脅威

「誰でしょう、あの人……」



 ヤマヅキの隣でアベが呆然として言った。



「消えた……ということでいいのでしょうか」


 不安そうに両肩を抱き、寒そうに二の腕をさする。妙な男はすでに姿を消したというのに、彼女はまだ目の前に男を見ているかのような表情を浮かべていた。




「さあ。また別の妖怪の類でしょうね。どんな術を使ったか知りませんが……」



 ふと、ヤマヅキが隣のアベを見上げる。






 彼女の顔は真っ青になっていた。前髪で隠れた左目をぐっと両手で押さえつけており、露わになっている右目は驚いたように見開かれていた。両肩が震え、口元が少し開いて歪んでいる。



 まさに典型的な恐怖した人間の顔だった。



「アベ先生、どうしたんですか」





 そう言いかけて、ヤマヅキも気づいた。



 目の前の廊下の奥、一階から何かが這い上がってくる。その姿はまだ見えないものの、底抜けに恐ろしい何かであることが直感的にうかがえた。



 まさか、とヤマヅキは心の中で呟く。彼女は咄嗟に最悪の状況を想像し、まさにそれが今の状況と当てはまっていることに戦慄した。アベの方を見上げ、何とか人間の声を保って言う。





「アベセイメイ、私に嘘を吐いたな」




「……えっ」




 途端に自分の本当の名を呼ばれ、意識を下に向ける。痛みが続く左目を押さえつけながら隣のヤマヅキを見ると、彼女は憎々しそうな顔をこちらに向けていた。



「何のことですか」


「私のいない間、何かあったんだろ」




 心臓の周辺に熱がこもる。変に鼓動が早くなり、嫌な予感が警鐘を鳴らした。



 アベが何か言い返そうと口を開いた矢先、足音が鳴り響く。それは廊下の奥、恐ろしい気配が漂う先だった。





「もう遅い。どうやら事態は最悪になった。お前が、いったい何をしたか……」



 ヤマヅキが続きを言いかけて、音が途切れた。



 目の前に彼女はいない。言葉を途切れさせ、轟音と共に姿を消してしまう。アベがヤマヅキは突然吹き飛ばされたのだと理解するころには、彼女は壁にもたれかかって頭から血を流していた。




「ヤマヅキ先生?!」




 土煙が舞う。壁は大きく損傷し、内部に埋め込まれた鉄骨すらも覗いている。ヤマヅキは壁に打ちひしがれ、苦しそうに表情をゆがめていた。
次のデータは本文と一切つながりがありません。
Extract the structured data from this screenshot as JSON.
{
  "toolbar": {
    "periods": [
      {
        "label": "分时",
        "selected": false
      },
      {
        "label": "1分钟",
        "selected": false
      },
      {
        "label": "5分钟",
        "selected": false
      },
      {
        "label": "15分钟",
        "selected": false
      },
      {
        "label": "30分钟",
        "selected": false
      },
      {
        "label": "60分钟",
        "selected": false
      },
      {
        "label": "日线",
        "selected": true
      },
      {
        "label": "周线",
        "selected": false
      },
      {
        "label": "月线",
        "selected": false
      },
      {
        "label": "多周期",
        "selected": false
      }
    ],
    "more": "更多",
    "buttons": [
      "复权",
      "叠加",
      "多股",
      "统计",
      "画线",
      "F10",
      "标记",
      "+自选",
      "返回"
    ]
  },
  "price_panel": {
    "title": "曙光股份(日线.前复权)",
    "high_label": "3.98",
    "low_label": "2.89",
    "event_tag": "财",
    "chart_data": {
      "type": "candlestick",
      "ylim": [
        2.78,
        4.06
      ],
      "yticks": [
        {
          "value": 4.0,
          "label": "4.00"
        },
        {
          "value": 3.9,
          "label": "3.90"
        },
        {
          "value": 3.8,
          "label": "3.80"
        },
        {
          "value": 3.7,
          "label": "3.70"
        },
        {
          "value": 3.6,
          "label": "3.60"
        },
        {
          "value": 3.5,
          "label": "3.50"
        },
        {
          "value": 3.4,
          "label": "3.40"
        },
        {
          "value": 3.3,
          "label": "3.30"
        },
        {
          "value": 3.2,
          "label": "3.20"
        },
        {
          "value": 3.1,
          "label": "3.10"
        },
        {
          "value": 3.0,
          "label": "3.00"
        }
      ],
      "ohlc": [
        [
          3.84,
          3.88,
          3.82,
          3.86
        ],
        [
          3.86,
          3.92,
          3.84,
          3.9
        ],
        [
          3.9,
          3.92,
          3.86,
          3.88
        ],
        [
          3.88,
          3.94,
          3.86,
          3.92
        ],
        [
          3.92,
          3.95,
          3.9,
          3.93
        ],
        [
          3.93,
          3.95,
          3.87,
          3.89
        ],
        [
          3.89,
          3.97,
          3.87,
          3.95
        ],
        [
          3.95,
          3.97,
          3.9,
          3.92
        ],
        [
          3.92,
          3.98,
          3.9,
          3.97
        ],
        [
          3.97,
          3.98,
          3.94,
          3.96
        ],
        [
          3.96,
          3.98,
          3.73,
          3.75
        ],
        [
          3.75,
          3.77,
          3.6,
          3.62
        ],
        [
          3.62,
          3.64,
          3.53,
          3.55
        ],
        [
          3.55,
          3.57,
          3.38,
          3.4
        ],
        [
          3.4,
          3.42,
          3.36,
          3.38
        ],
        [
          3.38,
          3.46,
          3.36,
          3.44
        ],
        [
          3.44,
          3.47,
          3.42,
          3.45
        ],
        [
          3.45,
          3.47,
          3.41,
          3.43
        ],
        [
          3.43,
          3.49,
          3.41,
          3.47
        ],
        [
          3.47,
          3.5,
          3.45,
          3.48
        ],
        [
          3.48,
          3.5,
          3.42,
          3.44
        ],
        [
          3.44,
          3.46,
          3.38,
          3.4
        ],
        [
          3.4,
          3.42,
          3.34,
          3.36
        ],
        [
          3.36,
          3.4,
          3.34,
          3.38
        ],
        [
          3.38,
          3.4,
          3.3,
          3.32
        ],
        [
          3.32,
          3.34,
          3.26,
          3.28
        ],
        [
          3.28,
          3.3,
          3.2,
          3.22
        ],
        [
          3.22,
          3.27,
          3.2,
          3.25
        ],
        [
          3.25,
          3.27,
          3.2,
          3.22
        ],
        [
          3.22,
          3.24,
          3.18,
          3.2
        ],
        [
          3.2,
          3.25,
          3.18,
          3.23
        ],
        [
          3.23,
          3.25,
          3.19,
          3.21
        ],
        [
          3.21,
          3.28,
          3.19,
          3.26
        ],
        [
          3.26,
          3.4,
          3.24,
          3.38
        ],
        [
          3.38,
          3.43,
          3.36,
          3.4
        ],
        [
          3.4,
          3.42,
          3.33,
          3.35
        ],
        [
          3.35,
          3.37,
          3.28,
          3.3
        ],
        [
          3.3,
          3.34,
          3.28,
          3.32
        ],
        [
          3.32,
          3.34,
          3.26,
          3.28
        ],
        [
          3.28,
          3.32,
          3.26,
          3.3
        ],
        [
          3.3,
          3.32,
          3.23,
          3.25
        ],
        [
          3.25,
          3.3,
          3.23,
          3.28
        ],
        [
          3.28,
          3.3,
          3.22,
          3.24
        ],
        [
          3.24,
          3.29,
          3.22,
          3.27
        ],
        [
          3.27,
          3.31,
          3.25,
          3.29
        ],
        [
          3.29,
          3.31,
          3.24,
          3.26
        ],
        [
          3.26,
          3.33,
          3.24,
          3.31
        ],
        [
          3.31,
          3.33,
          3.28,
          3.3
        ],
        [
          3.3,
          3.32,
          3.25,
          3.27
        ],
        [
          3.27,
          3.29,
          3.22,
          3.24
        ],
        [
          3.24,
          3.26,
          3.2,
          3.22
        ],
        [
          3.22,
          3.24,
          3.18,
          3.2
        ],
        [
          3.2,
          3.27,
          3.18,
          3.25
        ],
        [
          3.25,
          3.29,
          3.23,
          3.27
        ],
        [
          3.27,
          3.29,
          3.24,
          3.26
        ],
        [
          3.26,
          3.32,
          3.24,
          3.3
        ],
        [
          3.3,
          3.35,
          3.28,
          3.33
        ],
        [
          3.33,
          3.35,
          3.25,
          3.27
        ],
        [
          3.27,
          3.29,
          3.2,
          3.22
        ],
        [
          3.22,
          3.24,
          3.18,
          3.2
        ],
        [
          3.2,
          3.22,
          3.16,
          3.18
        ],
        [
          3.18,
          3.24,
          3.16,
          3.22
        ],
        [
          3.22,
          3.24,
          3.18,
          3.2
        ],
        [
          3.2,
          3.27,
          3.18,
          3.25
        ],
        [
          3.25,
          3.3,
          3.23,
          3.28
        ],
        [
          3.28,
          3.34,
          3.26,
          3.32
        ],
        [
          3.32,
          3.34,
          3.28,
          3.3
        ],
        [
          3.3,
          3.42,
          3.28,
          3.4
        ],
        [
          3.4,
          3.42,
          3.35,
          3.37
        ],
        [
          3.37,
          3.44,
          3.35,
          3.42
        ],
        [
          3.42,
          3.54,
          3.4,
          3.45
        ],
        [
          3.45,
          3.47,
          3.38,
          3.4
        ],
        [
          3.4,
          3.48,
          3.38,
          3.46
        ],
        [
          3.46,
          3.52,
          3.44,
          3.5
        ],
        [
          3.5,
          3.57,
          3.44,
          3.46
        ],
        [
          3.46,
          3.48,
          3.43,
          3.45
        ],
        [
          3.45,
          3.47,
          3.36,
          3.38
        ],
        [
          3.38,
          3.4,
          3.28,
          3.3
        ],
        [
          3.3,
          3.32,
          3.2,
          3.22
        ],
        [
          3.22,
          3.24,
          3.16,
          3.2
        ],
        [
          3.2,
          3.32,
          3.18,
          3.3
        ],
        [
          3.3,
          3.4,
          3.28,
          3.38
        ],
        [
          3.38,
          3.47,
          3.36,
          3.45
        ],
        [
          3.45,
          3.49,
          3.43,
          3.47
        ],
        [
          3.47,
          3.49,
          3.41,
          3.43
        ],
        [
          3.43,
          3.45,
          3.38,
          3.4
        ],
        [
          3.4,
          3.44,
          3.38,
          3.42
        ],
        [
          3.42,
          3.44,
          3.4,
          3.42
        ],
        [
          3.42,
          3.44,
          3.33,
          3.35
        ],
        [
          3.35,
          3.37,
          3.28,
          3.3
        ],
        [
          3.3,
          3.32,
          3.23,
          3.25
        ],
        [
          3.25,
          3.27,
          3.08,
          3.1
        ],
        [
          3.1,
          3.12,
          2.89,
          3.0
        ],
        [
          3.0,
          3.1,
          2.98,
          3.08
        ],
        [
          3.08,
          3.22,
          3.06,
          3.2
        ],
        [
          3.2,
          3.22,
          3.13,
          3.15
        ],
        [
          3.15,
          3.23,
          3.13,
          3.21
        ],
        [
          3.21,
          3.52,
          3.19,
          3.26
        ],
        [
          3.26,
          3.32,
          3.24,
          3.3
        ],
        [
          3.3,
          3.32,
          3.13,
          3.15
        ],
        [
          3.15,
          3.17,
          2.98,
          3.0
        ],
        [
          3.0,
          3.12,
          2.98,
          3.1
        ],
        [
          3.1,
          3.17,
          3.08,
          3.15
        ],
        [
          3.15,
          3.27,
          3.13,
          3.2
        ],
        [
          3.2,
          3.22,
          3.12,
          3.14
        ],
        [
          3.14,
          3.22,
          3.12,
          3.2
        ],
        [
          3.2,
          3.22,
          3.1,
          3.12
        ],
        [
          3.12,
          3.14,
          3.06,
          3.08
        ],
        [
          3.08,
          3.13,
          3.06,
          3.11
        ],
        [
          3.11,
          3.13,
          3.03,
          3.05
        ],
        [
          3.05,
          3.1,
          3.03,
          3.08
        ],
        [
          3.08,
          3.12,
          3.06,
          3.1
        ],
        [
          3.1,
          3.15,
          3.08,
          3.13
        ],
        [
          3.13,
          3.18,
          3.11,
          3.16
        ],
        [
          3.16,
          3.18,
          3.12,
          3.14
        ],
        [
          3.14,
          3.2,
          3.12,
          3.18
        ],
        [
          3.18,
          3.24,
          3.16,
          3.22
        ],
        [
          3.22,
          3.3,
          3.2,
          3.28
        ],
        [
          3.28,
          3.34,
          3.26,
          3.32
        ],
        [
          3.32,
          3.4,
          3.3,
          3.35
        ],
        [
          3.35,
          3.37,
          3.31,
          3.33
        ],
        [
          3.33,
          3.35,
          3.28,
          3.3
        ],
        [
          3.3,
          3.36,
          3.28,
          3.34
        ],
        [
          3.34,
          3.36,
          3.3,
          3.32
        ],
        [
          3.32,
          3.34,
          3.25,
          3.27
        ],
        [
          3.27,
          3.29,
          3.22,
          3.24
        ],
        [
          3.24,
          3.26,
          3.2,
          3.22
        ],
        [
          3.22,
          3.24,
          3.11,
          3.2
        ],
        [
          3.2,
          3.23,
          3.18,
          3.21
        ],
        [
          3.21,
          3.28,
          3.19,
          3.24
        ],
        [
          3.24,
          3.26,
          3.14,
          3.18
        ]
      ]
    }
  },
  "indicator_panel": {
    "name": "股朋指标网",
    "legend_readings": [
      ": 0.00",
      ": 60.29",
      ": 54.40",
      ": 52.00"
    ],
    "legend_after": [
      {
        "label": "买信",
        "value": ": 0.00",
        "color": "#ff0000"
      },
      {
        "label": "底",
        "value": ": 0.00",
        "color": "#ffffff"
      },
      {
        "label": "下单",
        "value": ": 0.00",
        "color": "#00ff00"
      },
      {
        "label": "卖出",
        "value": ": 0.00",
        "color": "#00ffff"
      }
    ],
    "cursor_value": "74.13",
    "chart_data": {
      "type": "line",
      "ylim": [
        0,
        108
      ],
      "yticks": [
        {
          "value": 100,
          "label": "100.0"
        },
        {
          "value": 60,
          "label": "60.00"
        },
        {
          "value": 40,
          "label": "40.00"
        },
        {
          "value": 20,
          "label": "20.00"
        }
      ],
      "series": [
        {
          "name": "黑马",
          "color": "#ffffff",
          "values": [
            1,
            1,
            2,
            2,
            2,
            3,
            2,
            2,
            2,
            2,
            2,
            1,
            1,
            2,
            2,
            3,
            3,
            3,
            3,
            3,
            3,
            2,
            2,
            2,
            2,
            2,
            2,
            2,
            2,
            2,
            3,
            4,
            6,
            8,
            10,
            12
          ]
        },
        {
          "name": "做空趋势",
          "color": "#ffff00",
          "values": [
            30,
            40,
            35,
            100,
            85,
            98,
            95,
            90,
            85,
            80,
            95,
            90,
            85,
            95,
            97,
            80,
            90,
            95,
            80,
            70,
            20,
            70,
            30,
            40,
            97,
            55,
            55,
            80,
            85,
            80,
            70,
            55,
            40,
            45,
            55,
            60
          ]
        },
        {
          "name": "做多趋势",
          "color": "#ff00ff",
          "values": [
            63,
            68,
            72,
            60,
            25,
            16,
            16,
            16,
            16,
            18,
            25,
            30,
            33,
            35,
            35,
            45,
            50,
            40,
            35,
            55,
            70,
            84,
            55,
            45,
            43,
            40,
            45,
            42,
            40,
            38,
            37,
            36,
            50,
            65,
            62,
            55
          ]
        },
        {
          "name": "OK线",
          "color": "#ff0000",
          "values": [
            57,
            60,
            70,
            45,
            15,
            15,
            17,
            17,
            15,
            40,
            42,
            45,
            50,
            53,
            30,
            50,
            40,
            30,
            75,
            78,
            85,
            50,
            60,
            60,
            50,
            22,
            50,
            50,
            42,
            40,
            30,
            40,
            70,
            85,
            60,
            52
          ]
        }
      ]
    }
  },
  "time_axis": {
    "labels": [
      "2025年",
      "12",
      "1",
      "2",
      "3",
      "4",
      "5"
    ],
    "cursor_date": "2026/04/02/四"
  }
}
 アベが駆け寄ろうとすると、左目の痛みが強くなった。先ほどまでズキズキと血管が圧迫されるような感覚だったのが、今や脳を直接揺さぶられるほどの痛みに変わっている。




「うぅ……」




 小さくアベがうずくまり、うめき声を上げると。アベの肩に誰かが触れた。



 痛みがさらに強くなる。耐えきれずに床に膝をつきながら、どうにか肩に触れた人物の方へ視線を上げる。黒い影。






「……スガワラ、先生……」






 アベが見上げた先では、スーツを着崩したスガワラが立っていた。




 その表情はうっすらと笑みを浮かべている。なんとか上がる口角を抑えているかのようだ。今までに見せたことがないような、人を軽蔑するかのような冷ややかな目である。





「どうしてここに……?」





 息を荒げながらなんとか声を絞り出す。左目はもう潰れていてもおかしくないような痛みだった。




 スガワラは鼻で軽く一笑したかと思うと、アベの肩を手荒く押し飛ばす。彼女は押された衝撃で床に倒れ、困惑したようなうめき声を上げた。左目を押さえる手にぬるい液体が流れる。血だ。




「蜿苓協辟。譛画焚驥丞?」




 言葉ともならない言葉が、ヤマヅキの声で発される。するとどこからか音もなく、牛の頭を持つ巨体の男と、馬の頭の巨体の男が現れた。スガワラの方へ大きな鍬を振りかぶり、その黒いスーツに風穴を開けようと狙いを定める。




 アベが何か叫ぶ間もなく、スガワラは手を上げた。そして牛と馬の頭の大男たちの方を見据えて腕を振り払うと、煙のように大男たちの姿が揺らめいて消える。




「牛頭馬頭ごときに私がやられると思うなよ、小娘」




 スガワラがそう呟くと、壁にもたれているヤマヅキの方へ、血走った目を向けた。





 ヤマヅキは口から真っ赤に光った粘性のある液体を吐き出し、苦しそうに咳き込む。ガラガラと何か液体の混じったような咳の仕方は、不審者の女郎蜘蛛を追い払ったときのそれと同じだった。